The ranges of AGL hyperparameters for 5-fold cross-validations

Parameter	Domain
τ	{0.5, 1.0, …, 6}
δ	{0.5, 1.0, …, 6} ∪ {10, 15, 20}
$M$	{Adj, Lap, Inv}

Open in a new tab

II.D. Machine learning algorithms

It is generally true that our mathematical representations can be paired with any machine learning model. However, the devil is in the details: difference machine learning algorithms respond differently to data size, representation dimension, representation noise, representation correlation, representation amplitude, and representation distribution. Therefore, it is useful to design learning-model adapted mathematical representations.

In the past few years, we have integrated various mathematical representations with a variety of machine learning algorithms, namely k-nearest neighbors (KNNs)^26,49, learning to rank (LR)^25,27, support vector machine (SVM)⁴³, gradient boosted decision trees (GBDT)^46,47, random forest (RF)^64,92,94, extra-trees (ET)⁴⁹, deep artificial neural network (ANN)^92,94, deep convolutional neural network (CNN)^48,49, multitask ANN^92,94, multitask CNN⁴⁸, and generative networks¹⁴⁸.
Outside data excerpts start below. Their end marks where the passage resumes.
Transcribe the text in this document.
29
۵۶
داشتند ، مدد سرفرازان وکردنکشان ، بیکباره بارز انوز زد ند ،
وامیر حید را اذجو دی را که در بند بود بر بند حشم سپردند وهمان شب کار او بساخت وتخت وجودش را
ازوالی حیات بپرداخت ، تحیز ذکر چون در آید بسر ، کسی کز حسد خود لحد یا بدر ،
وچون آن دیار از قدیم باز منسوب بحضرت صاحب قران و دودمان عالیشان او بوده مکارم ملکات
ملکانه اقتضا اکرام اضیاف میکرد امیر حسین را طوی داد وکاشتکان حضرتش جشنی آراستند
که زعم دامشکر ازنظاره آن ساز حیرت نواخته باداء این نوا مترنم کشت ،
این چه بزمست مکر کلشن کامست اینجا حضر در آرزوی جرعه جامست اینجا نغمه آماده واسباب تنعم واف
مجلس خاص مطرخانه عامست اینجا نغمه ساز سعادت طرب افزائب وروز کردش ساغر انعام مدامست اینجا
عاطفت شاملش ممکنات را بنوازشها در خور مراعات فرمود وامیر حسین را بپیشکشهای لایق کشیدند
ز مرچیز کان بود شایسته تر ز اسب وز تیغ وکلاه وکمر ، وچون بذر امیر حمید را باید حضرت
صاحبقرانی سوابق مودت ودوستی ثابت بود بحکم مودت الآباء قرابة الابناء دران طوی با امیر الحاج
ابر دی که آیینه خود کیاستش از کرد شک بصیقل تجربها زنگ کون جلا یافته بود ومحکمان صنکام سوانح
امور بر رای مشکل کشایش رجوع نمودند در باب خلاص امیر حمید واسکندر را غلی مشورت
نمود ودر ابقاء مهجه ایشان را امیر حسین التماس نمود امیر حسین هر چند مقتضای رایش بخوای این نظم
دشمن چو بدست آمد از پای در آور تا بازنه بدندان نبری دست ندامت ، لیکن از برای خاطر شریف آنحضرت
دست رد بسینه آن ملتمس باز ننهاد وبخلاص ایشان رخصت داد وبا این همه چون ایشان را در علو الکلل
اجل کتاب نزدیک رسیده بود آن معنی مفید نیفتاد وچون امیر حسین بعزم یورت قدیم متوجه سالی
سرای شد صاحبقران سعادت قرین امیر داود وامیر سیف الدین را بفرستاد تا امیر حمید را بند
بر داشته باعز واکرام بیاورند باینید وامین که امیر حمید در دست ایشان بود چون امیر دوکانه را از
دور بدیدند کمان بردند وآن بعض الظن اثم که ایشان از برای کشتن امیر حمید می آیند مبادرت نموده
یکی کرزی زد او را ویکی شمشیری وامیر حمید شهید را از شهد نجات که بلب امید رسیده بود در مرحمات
Due to the extensive variability in the possible types of biological tasks and machine learning algorithms for potentially many data conditions, it is very challenging to provide an exhaustive list of fully optimized representations for a specific combination of biological tasks, learning algorithms and datasets. Nevertheless, one can explore near-optimal representations to each potential combination of biological task, learning model, and dataset and select appropriate mathematical representations with suitable parameters. Using topological representations as an example, we outline the construction of a few topological learning strategies. In general, kNNs are very simple and are used to facilitate optimal transport approaches, such as Wasserstein metrics. However, their results might not be the optimal⁴⁹. LR algorithms can be quite accurate^25,27, but their training is quite time-consuming. Ensemble methods, such as RF, GBDT, and ET, are relatively accurate and efficient^49,64,92,94. In particular, RF should be the method of choice for a new problem due to its fewer parameters and robustness. Due to its accuracy and robustness, RF method is often used to rank the feature importance. Utilizing a few more parameters, GBDT can typically improve RF’s predictions after a more intensive parameter search.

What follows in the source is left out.